Tanrıya inanıyor muyum? Ve daha geçen hafta dilimi elektrikli daktilonun merdanesine kaptırmışken Tanrı’ya nasıl inanabilirim? Şüpheler içinde kıvranıyorum. Ya her şey bir yanılsamaysa ve hiçbir varlık yoksa? Bu durumda halıya kesinlikle fazla para ödedim demektir. Ne olurdu Tanrı bana bariz bir işaret gönderseydi! Örneğin, bir İsviçre bankasında hesabıma yüklüce bir para yatırmak gibi.
Lanetlenmiş olanlar muhtemelen bir şeyler biliyorlar. Her kim ki aklı sever o kişi erdemlidir, ama her kim ki bir kanatlı hayvanla düşüp kalkar işte o biraz tuhaftır.
Bir devrim bittikten sonra çoğu kez «ezilenlerin» yönetimi devraldıkları ve «ezenler» gibi davranmaya başladıkları görülmektedir. Tabii ondan sonra da onları telefonla aradığınızda bulamazsınız.

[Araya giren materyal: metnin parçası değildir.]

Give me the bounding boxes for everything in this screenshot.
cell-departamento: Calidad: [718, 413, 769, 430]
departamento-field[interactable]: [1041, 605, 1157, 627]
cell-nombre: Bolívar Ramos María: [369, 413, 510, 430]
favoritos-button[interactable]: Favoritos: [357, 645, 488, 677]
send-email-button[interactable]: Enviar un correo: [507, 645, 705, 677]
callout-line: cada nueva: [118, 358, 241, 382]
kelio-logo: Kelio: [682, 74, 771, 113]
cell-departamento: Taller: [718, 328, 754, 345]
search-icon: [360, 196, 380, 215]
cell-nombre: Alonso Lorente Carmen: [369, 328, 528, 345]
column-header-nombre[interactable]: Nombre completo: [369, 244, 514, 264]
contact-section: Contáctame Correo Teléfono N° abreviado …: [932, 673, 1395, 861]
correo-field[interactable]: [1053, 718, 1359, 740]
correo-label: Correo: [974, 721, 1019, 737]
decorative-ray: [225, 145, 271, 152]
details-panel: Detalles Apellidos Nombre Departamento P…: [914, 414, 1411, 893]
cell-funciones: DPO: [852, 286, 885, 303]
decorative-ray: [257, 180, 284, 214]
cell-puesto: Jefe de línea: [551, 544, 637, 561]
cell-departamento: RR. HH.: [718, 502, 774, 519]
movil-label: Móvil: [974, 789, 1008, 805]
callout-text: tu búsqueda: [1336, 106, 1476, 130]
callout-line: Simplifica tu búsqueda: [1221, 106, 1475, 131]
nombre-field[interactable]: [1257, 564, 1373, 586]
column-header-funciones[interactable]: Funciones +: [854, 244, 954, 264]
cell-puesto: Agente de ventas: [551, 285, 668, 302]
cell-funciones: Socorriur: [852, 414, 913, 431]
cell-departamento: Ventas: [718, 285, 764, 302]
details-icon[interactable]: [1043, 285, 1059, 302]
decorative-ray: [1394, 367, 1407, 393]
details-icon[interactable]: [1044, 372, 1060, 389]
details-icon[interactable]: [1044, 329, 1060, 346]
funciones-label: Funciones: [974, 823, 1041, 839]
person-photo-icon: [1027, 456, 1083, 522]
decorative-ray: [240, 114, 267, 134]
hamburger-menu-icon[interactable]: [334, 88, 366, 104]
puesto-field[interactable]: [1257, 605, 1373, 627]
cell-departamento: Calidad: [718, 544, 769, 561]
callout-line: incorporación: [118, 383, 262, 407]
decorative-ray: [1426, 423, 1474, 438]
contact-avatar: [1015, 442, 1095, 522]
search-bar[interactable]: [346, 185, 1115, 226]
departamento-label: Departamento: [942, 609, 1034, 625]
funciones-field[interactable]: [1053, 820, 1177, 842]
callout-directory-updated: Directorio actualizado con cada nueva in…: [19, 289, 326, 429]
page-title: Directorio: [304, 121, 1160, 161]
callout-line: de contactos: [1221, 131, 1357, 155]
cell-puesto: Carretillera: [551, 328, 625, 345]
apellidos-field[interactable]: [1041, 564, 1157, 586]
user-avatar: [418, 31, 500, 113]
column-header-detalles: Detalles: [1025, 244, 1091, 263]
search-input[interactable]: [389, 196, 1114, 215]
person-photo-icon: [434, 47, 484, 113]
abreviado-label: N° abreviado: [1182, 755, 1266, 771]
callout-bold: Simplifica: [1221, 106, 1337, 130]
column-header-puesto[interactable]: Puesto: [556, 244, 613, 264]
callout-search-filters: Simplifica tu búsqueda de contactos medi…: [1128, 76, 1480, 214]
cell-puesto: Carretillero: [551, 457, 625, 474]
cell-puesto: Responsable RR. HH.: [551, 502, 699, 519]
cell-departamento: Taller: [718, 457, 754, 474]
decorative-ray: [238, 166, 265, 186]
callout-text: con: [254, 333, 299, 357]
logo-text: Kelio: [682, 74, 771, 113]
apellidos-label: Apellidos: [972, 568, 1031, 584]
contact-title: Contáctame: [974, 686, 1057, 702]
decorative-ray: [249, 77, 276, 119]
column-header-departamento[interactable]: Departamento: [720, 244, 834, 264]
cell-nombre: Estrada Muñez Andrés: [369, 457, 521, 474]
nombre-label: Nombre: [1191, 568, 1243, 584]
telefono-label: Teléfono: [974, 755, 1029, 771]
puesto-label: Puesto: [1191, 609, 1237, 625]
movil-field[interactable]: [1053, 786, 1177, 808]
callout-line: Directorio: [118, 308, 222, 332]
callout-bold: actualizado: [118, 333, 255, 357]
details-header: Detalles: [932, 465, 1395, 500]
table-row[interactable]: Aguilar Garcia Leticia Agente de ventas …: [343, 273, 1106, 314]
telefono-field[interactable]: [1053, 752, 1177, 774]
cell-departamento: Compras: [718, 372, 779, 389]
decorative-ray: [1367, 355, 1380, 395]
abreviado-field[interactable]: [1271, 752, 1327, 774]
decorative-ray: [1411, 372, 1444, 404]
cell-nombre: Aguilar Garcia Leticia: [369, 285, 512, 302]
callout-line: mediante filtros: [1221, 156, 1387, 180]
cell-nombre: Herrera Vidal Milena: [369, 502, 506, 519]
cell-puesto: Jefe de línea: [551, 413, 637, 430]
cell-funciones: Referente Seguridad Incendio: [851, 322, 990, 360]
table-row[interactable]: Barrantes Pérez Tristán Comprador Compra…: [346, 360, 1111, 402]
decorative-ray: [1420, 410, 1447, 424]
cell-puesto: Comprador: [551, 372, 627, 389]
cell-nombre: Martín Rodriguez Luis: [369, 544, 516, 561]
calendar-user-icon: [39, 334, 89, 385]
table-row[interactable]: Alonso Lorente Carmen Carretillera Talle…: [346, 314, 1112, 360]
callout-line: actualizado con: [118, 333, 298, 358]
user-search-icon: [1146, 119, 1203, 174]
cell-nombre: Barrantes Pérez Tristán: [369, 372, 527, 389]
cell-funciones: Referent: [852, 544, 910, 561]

Ve İbrahim gece yarısı uyandı ve tek oğlu İshak’a dedi ki: «Bir rüyâ gördüm ki, ordan Tanrı bana oğlunu kurban et dedi, onun için pantolonunu giy.» Ve İshak titredi ve dedi ki: «Peki sen ne dedin? Yani sana bunusöylediği zaman demek istiyorum». «Ne diyeceğim?» dedi İbrahim «Gecenin saat 2’sinde iç çamaşırlarımla Kâinatın Yaratıcısının karşısına dikiliyorum. Bir de tartışalım mı yani?» İshak babasına «Peki, Tanrı neden benim kurban edilmemi istediğini de söyledi mi sonra?» diye sordu. Ama İbrahim dedi ki: «İman edenler soru sormazlar. Şimdi gidelim çünkü yarın çok işim var.»